CONCLUSIONThis article has merely scratched the surface of the concept of lifecycle costs, and each case is unique and should be calculated based on the criteria applicable to that specific case. It should also be noted that in this example case we compared a simple
cycle solution to a combined cycle solution. In a future number of In Detail we will return to the topic of lifecycle costs comparing gas engine and gas turbine based combined cycles. The characteristics of such an evaluation differ somewhat from the ones applicable to this article.
In summarising the findings, we saw that by simply adding ambient conditions like temperature and altitude, ageing, and some corrections for starts and stops, part load operation and equivalent operating hours, the LCC gap between the two competing solutions vanished.

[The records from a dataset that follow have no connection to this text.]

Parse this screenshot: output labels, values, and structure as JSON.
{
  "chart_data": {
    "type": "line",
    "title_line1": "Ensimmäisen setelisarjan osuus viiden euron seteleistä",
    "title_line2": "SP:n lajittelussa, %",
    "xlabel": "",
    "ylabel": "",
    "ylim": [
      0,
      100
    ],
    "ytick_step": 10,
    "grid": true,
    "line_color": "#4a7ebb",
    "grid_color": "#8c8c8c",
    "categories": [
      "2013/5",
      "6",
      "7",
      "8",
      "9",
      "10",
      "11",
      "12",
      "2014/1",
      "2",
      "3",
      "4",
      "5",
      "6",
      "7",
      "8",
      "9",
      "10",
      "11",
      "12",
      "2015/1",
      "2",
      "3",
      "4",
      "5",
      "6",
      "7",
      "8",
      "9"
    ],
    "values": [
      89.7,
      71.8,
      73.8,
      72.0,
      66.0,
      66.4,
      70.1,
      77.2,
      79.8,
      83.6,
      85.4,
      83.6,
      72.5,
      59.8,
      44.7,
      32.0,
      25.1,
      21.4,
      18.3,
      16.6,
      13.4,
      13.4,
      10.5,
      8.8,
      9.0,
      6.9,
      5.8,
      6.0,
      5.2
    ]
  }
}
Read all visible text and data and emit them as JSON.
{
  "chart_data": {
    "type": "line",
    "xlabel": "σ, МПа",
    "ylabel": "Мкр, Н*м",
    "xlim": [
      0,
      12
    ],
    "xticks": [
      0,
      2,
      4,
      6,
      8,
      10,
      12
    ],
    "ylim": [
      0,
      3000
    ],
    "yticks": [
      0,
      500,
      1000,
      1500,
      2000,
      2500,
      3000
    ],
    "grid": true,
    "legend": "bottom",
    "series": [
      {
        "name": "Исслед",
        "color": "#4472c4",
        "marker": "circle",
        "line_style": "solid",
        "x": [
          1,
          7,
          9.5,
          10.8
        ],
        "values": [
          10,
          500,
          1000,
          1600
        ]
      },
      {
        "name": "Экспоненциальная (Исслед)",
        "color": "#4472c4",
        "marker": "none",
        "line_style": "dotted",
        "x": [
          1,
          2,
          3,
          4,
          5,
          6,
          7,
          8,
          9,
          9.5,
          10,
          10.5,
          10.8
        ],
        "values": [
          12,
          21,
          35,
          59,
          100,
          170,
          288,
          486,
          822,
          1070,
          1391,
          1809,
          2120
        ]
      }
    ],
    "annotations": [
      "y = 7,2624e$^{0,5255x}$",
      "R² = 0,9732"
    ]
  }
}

In the end the LCC for the CCGT was EUR 453 million, and 436 million for the Wärtsilä solution, a difference of EUR 19 million in favour of Wärtsilä. If the plant is used for frequent load following, if fast start capability is valued higher than merely the alternative cost of electricity, if availability and reliability are important issues, then the Wärtsilä simple cycle solution will end up being the superior choice for the customer.